Но это больше так, для красного словца, для затравки. Все мысли Кадамура нынешним вечером вертятся вокруг искусства, не говоря уже о том, что и табак у него кончился. Такова жизнь!
Громко произнесённое имя Бонапарта заставило молодого человека, сидевшего по соседству, поднять глаза, укрытые за стёклами очков, — он даже бросил писать. Кадамур заметил это, наморщил нос и сразу переменил тон:
— Видите ли, господин Жерико…
Он обращался к Жерико то на «вы», то на «ты», с непостижимой быстротой заменяя одно местоимение другим.
— За то, что вы нацепили красный мундир, я лично вас упрекать не стану. Та ли на тебе мишура, другая-один черт. Но вот чего я никак в толк не возьму, почему ты бросил живопись, малыш, до чего же это глупо, да и нехорошо…
Сведения эти он почерпнул у Дедр„-Дорси, которому позировал для статуи Эпаминонда. Вселенная в представлении старика Кадамура замыкалась мирком живописцев и скульпторов. Все прочее вращалось вокруг него. Революция, войны… Кто знает, уж не потому ли ополчился он против Реставрации, что сейчас в моду вошли картины из жизни Генриха IV и вытеснили голую натуру, а он, Кадамур, никак не годился для роли ловеласов, да и кому он был нужен в качестве одетой модели? Эти соображения сами собой срывались с его языка вперемежку с не идущими к делу замечаниями, и при этом глаза его смотрели мечтательно и наивно, а сколько ещё мыслей теснилось в голове старого натурщика-только выразить словами он их не умел.

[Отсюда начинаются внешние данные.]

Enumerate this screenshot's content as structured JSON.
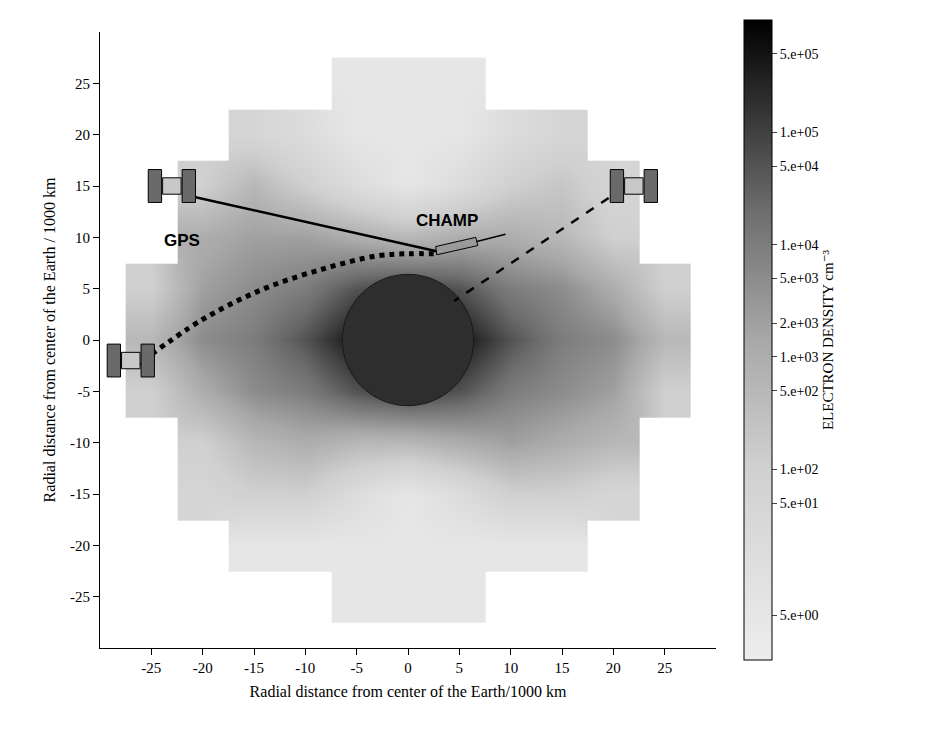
{
  "chart_data": {
    "type": "heatmap",
    "x": [
      -25,
      -20,
      -15,
      -10,
      -5,
      0,
      5,
      10,
      15,
      20,
      25
    ],
    "y": [
      -25,
      -20,
      -15,
      -10,
      -5,
      0,
      5,
      10,
      15,
      20,
      25
    ],
    "cells": [
      [
        null,
        null,
        null,
        null,
        5,
        5,
        5,
        null,
        null,
        null,
        null
      ],
      [
        null,
        null,
        5,
        5,
        5,
        5,
        5,
        5,
        5,
        null,
        null
      ],
      [
        null,
        50,
        100,
        100,
        20,
        5,
        20,
        100,
        100,
        50,
        null
      ],
      [
        null,
        100,
        500,
        1000,
        500,
        500,
        1000,
        2000,
        1000,
        500,
        null
      ],
      [
        100,
        1000,
        5000,
        10000,
        50000,
        100000,
        50000,
        10000,
        5000,
        2000,
        100
      ],
      [
        500,
        5000,
        10000,
        50000,
        500000,
        500000,
        500000,
        50000,
        10000,
        5000,
        500
      ],
      [
        100,
        2000,
        5000,
        10000,
        50000,
        100000,
        50000,
        10000,
        5000,
        1000,
        100
      ],
      [
        null,
        1000,
        2000,
        2000,
        1000,
        500,
        1000,
        1000,
        500,
        100,
        null
      ],
      [
        null,
        100,
        500,
        100,
        20,
        5,
        20,
        100,
        200,
        50,
        null
      ],
      [
        null,
        null,
        50,
        20,
        5,
        5,
        5,
        20,
        50,
        null,
        null
      ],
      [
        null,
        null,
        null,
        null,
        5,
        5,
        5,
        null,
        null,
        null,
        null
      ]
    ],
    "xlim": [
      -30,
      30
    ],
    "ylim": [
      -30,
      30
    ],
    "xticks": [
      -25,
      -20,
      -15,
      -10,
      -5,
      0,
      5,
      10,
      15,
      20,
      25
    ],
    "yticks": [
      -25,
      -20,
      -15,
      -10,
      -5,
      0,
      5,
      10,
      15,
      20,
      25
    ],
    "x_label": "Radial distance from center of the Earth/1000 km",
    "y_label": "Radial distance from center of the Earth / 1000 km",
    "colorbar": {
      "title": "ELECTRON DENSITY cm⁻³",
      "log": true,
      "range": [
        2,
        1000000
      ],
      "ticks": [
        {
          "value": 500000,
          "label": "5.e+05"
        },
        {
          "value": 100000,
          "label": "1.e+05"
        },
        {
          "value": 50000,
          "label": "5.e+04"
        },
        {
          "value": 10000,
          "label": "1.e+04"
        },
        {
          "value": 5000,
          "label": "5.e+03"
        },
        {
          "value": 2000,
          "label": "2.e+03"
        },
        {
          "value": 1000,
          "label": "1.e+03"
        },
        {
          "value": 500,
          "label": "5.e+02"
        },
        {
          "value": 100,
          "label": "1.e+02"
        },
        {
          "value": 50,
          "label": "5.e+01"
        },
        {
          "value": 5,
          "label": "5.e+00"
        }
      ]
    },
    "earth": {
      "x": 0,
      "y": 0,
      "radius": 6.4
    },
    "satellites": [
      {
        "kind": "GPS",
        "x": -23,
        "y": 15
      },
      {
        "kind": "GPS",
        "x": 22,
        "y": 15
      },
      {
        "kind": "GPS",
        "x": -27,
        "y": -2
      },
      {
        "kind": "CHAMP",
        "x": 4,
        "y": 8.6
      }
    ],
    "paths": [
      {
        "line_style": "solid",
        "x": [
          -22,
          3
        ],
        "y": [
          14.2,
          8.6
        ]
      },
      {
        "line_style": "dashed",
        "x": [
          21,
          4.5
        ],
        "y": [
          14.8,
          3.8
        ]
      },
      {
        "line_style": "dotted",
        "x": [
          -26.5,
          -20,
          -14,
          -8,
          -3,
          0,
          2.5
        ],
        "y": [
          -2.5,
          2,
          5,
          7,
          8.2,
          8.4,
          8.4
        ]
      }
    ],
    "texts": [
      {
        "text": "GPS",
        "x": -22,
        "y": 9.7
      },
      {
        "text": "CHAMP",
        "x": 3.8,
        "y": 11.6
      }
    ],
    "grid": false
  }
}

— Видишь ли, сынок, — говорил он, — я, слава-те господи, немало потаскался на своём веку по мастерским… то у одного позируешь, то у другого, а люди смотрят на тебя отчасти как на собаку или, скажем, как на кошку… стой и не шевелись, замри в красивой позе, устреми взор в пространство, а больше они о тебе ничего знать не желают… ведь меня они зовут потому, что бедра стройны, а не ради того, что у меня в башке есть… эти господа распускают при мне язык без всякого стеснения, ну, словно перед ними шкаф какой. Наслушался я всякого. Так вот, если не говорить о разных подвохах, я-то, поверь, знаю, когда они кого-нибудь ценят. Не жди, чтобы они об этом на всех углах кричали! Конкуренция не позволяет, заказы.
К чему он клонит? Клубы табачного дыма примешивались к густому пивному духу, окутывали посетителей, сидевших чуть ли не на головах друг у друга. Теодору невольно вспомнилось прошлое: мастерская Герена, неудачи, унизительные замечания, все то, от чего хотелось умереть, вскочить на своего коня,пустить его бешеным галопом, преодолеть заграждения на улице Мартир, по внешним бульварам, огибая Монмартр, туда, за город, умчаться на простор, в Сен-Дени или Монморанси… Бог мой, как колотилось у него сердце после безумной скачки! Казалось, вот-вот разорвётся грудная клетка. Но зато он забывал кислые взоры товарищей, их шёпот за спиной, презрительные советы мэтра.
— Чего вы не знаете, господин Жерико, — это того, что они за твоей спиной говорили… Неужто не понимаешь, что ты им как бельмо на глазу? Ведь твои штуковины ни на что не похожи. А главное-ни на кого. Вот в чем твоя вина… вот что их всех гложет. Уж поверь мне, я сорок лет без малого слушаю их стрекотню. С младых ногтей. И понимаю, что значит, когда они таким особенным голоском начинают говорить, чтобы ты их не понял. А ты-то воображаешь, что они осуждают тебя, презирают.